Когда отец Иван откланялся, благословив напоследи великого князя и сам получив благословение Алексия (рукополагать отца Ивана во епископа намерили в Переяславле, куда вслед за Феогностом спасский архимандрит должен был выезжать назавтра из утра), Алексий, проводив отца Ивана до дверей и облобызавшись с ним троекратно, неспешно уселся опять в точеное старинное креслице, которое всегда ставили наместнику в княжеских покоях, заботно поглядел в лицо великому князю, вздохнул, вымолвил негромко:

– Скажи, сыне, сам о горестях твоих!

Лицо Семена начал заливать густой темный румянец. Он хотел было (от трудности предстоящего разговора) уклонить, словно бы не понять, о чем речь, но и того не смог перед своим духовным отцом и наставником. Опустивши долу чело, вымолвил хрипло:

– С женой… не могу… Ничего не могу! Лягу словно с мертвой… Бают, испортили… со свадьбы ищо…
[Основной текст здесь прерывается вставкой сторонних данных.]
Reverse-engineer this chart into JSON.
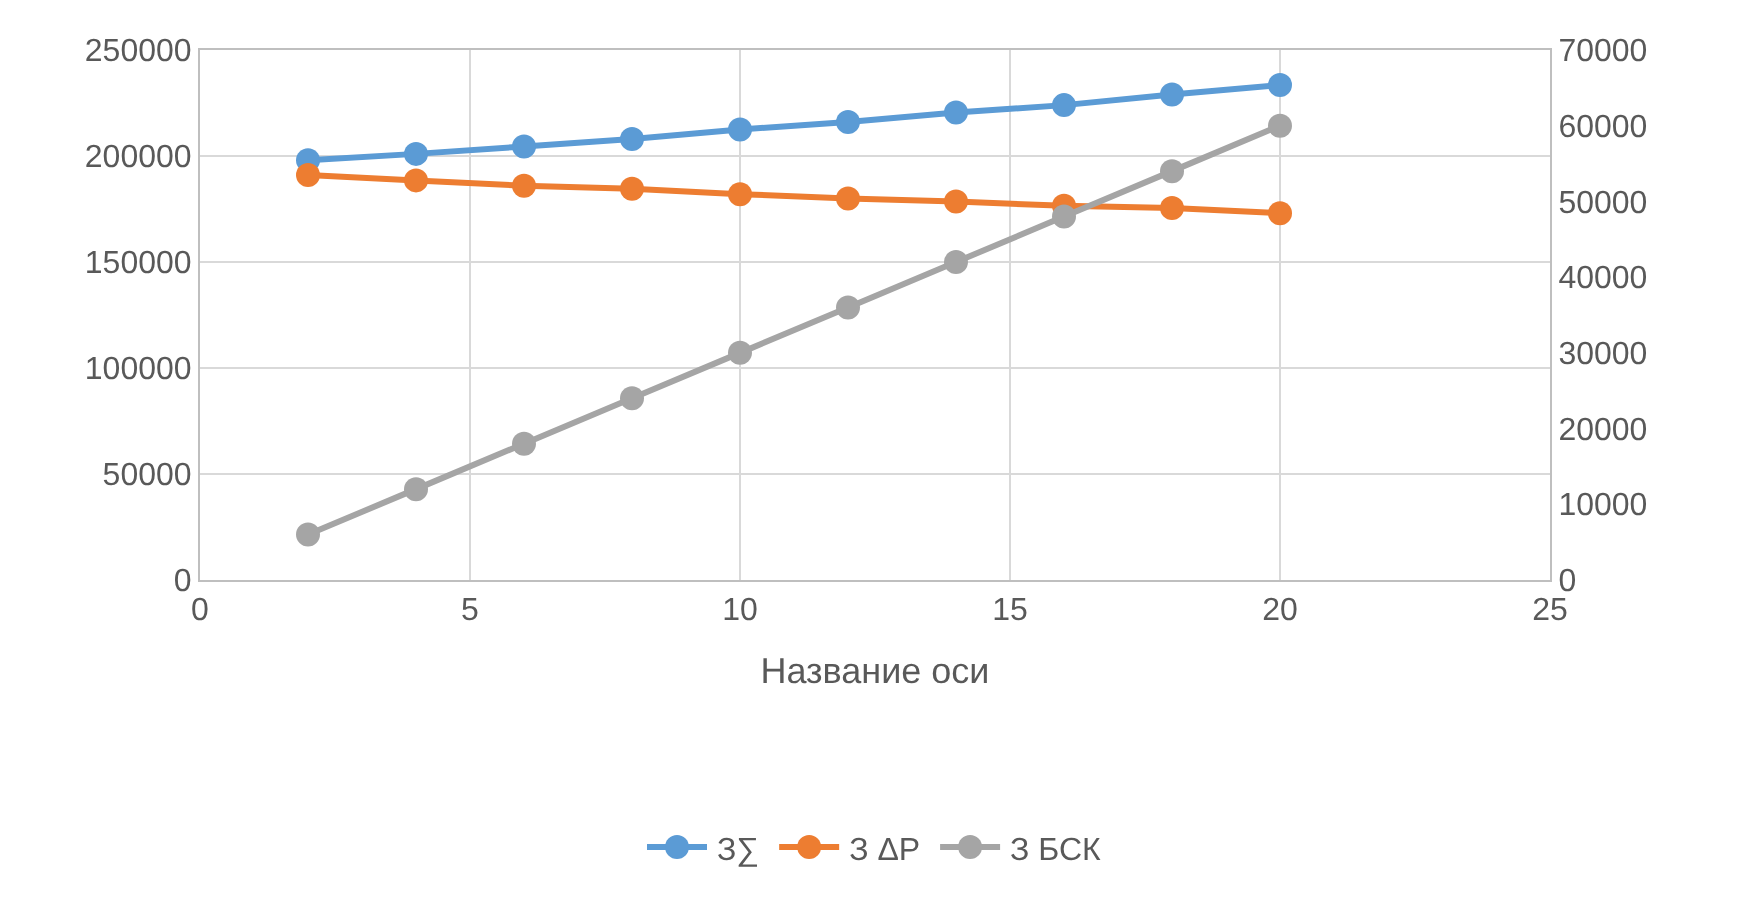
{
  "chart_data": {
    "type": "line",
    "xlabel": "Название оси",
    "x": [
      2,
      4,
      6,
      8,
      10,
      12,
      14,
      16,
      18,
      20
    ],
    "series": [
      {
        "name": "З∑",
        "color": "#5b9bd5",
        "values": [
          198000,
          201000,
          204500,
          208000,
          212500,
          216000,
          220500,
          224000,
          229000,
          233500
        ]
      },
      {
        "name": "З ΔР",
        "color": "#ed7d31",
        "values": [
          191000,
          188500,
          186000,
          184500,
          182000,
          180000,
          178500,
          176500,
          175500,
          173000
        ]
      },
      {
        "name": "З БСК",
        "color": "#a5a5a5",
        "axis": "y2",
        "values": [
          6000,
          12000,
          18000,
          24000,
          30000,
          36000,
          42000,
          48000,
          54000,
          60000
        ]
      }
    ],
    "xlim": [
      0,
      25
    ],
    "xticks": [
      0,
      5,
      10,
      15,
      20,
      25
    ],
    "ylim": [
      0,
      250000
    ],
    "yticks": [
      0,
      50000,
      100000,
      150000,
      200000,
      250000
    ],
    "y2lim": [
      0,
      70000
    ],
    "y2ticks": [
      0,
      10000,
      20000,
      30000,
      40000,
      50000,
      60000,
      70000
    ],
    "grid": true,
    "legend": "bottom",
    "marker": "circle",
    "line_style": "solid"
  }
}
– Та-а-ак! – Алексий глядел внимательно, задумчиво и строго, без улыбки.

– Переже, сыне, надобно тебе было к церкви божией прибегнути, нежели к ведунам и волховным чарам!

– Опраксея… требовала…

– Жоночьим умом жити невместно! Ты муж, глава! Почто столь долго скрывал сие от меня?

Симеон не знал, куда девать глаза, руки. Он взмок, отвечая каким-то сиплым, противным голосом, прошептал:

– Со стыда, владыко!

– Стыда нетути в том! – с мягкою укоризной возразил Алексий. – Господу свыше видны вся тайная сердец и дел человеческих! Прилежно ли ты молился, сыне?

– О да! – Симеон вскинул на Алексия горячечные глаза. (Как сказать, что стеснялся к нему, монаху, никогда не знавшему похоти женския, прибегать со своим, животным, с постелью, яко же и всякий скот…)

– Княжеству нужен наследник! – строго примолвил Алексий. – Знаешь сам, сыне, яко церковь божия прещает третий брак, да и… насильно удалить в монастырь дочь князя Федора немочно никак!

Все это Симеон знал не хуже самого Алексия. «Что же мне делать?! – рвалось у него изнутри. – Помоги!» Он вновь поднял горячечный взгляд, вперяясь в родниковые, глубокие очи Алексия. Но взор Алексия был замкнут и неумолим.

– Господень промысел неможно изменить человеку! – ответил. – Токмо молитва и покаяние…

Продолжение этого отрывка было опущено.